Once again, I'm irritated over how I can't afford to frame one hell of a poster. Damn 1/10 of an inch...

Followed by once again, small talk about Batman, my IBook, and our education. Also followed by my thoughts of:

"Damn this guy's cute. Looks like Jimmy Fallon a little, but heck... I wonder if they could date a customer?"

"Well, there's only one way to find out."

"But he's probably seeing someone. Cute guy, friendly demeanor, and pulling in, my guess, a hefty paycheck each week."


Enter computer jabber, how this works, how that works, how bad it is to have limewire on my computer (followed by a Napster suggestion. Apparently those sharing programs can end up having yo share more than music...) and more small talk.

"I bet you're wondering how is it that "this guy" can type so fast. Apparently those lonely Saturday nights are paying off."

"Oh look, he made a joke about 'lonely Saturday nights, how 'bout that."

"..."

"Well, like I said there's only one way to find out."


"And that's it. You're all set to go."

"Thanks a lot. "

We head out the room to the door. No, not that door, that's the garage door, yeah, that one."

"Oh look," he says, spotting my Nova, followed by him bending down, totally transfixed by the powers of a house-cat.

"Here's your chance!! Here's your chance!! Just ask him, ya chicken shit!!"

"Thanks a lot again."

We shake hands and he flashes one heck of a smile.
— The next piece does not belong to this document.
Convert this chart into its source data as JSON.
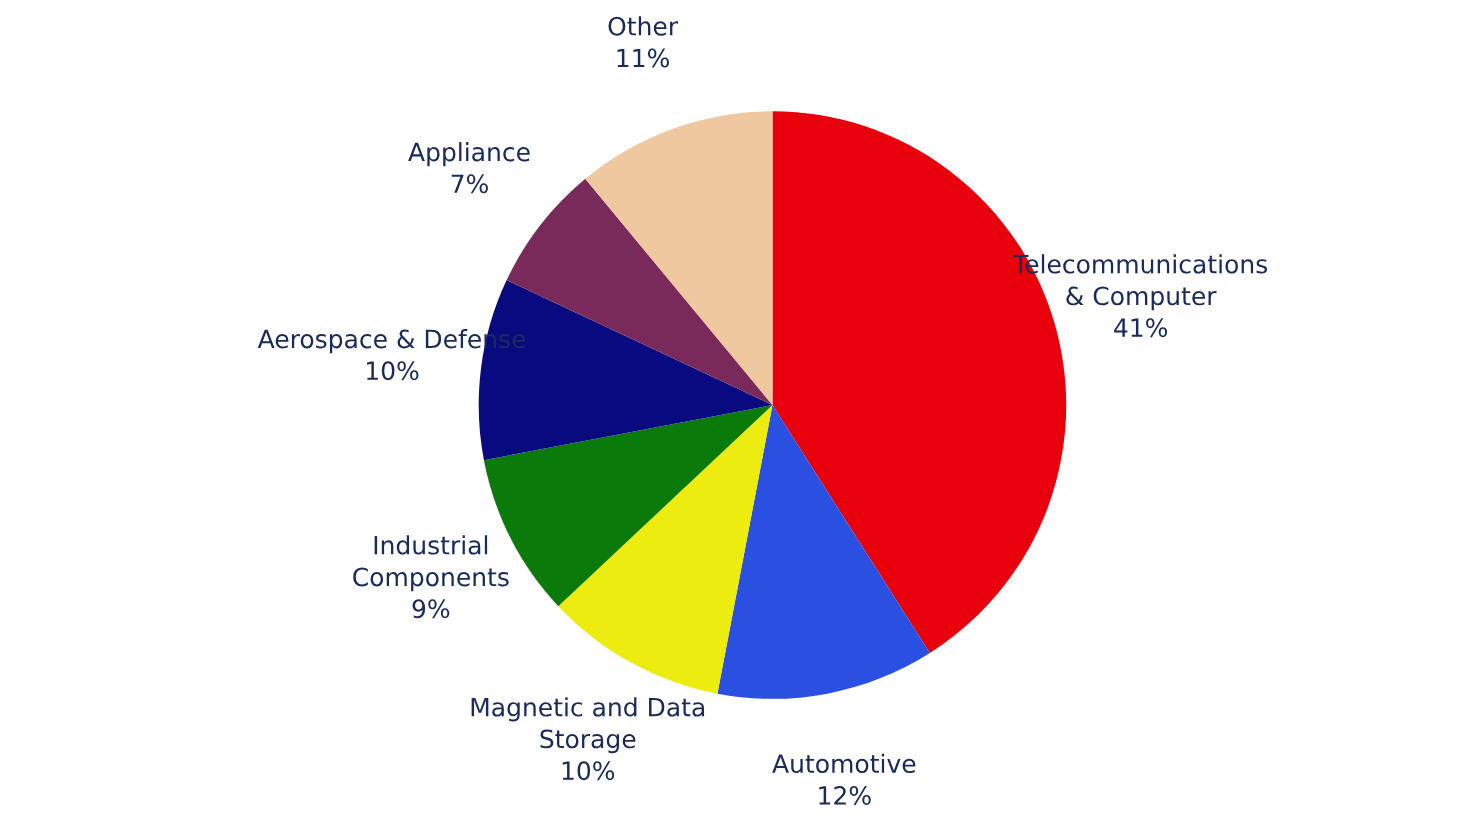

I wave him off, he waves back.

The door closes.

Ya chicken shit...

3 comments:

Unknown said...

You could always develop sudden router problems and have to call him back. "Yeah, the router just flew through the window. Weird huh?"

Stacey said...

I'm sorry, honey, I couldn't help but laugh. But hey, at least you know he's a bit of a chicken, too. Computer geeks usually are. They're also usually the most stable, faithful men alive. Or maybe it's just mine.

Drew does have a pretty good suggestion. Yank out a wire somewhere.

angie. said...

Drew, that thought had crossed my mine only minutes after he left!

I just gotta find a way to make sure it's him that shows up..."Yes, my router did just flew out the window, could you send {Bob} back?"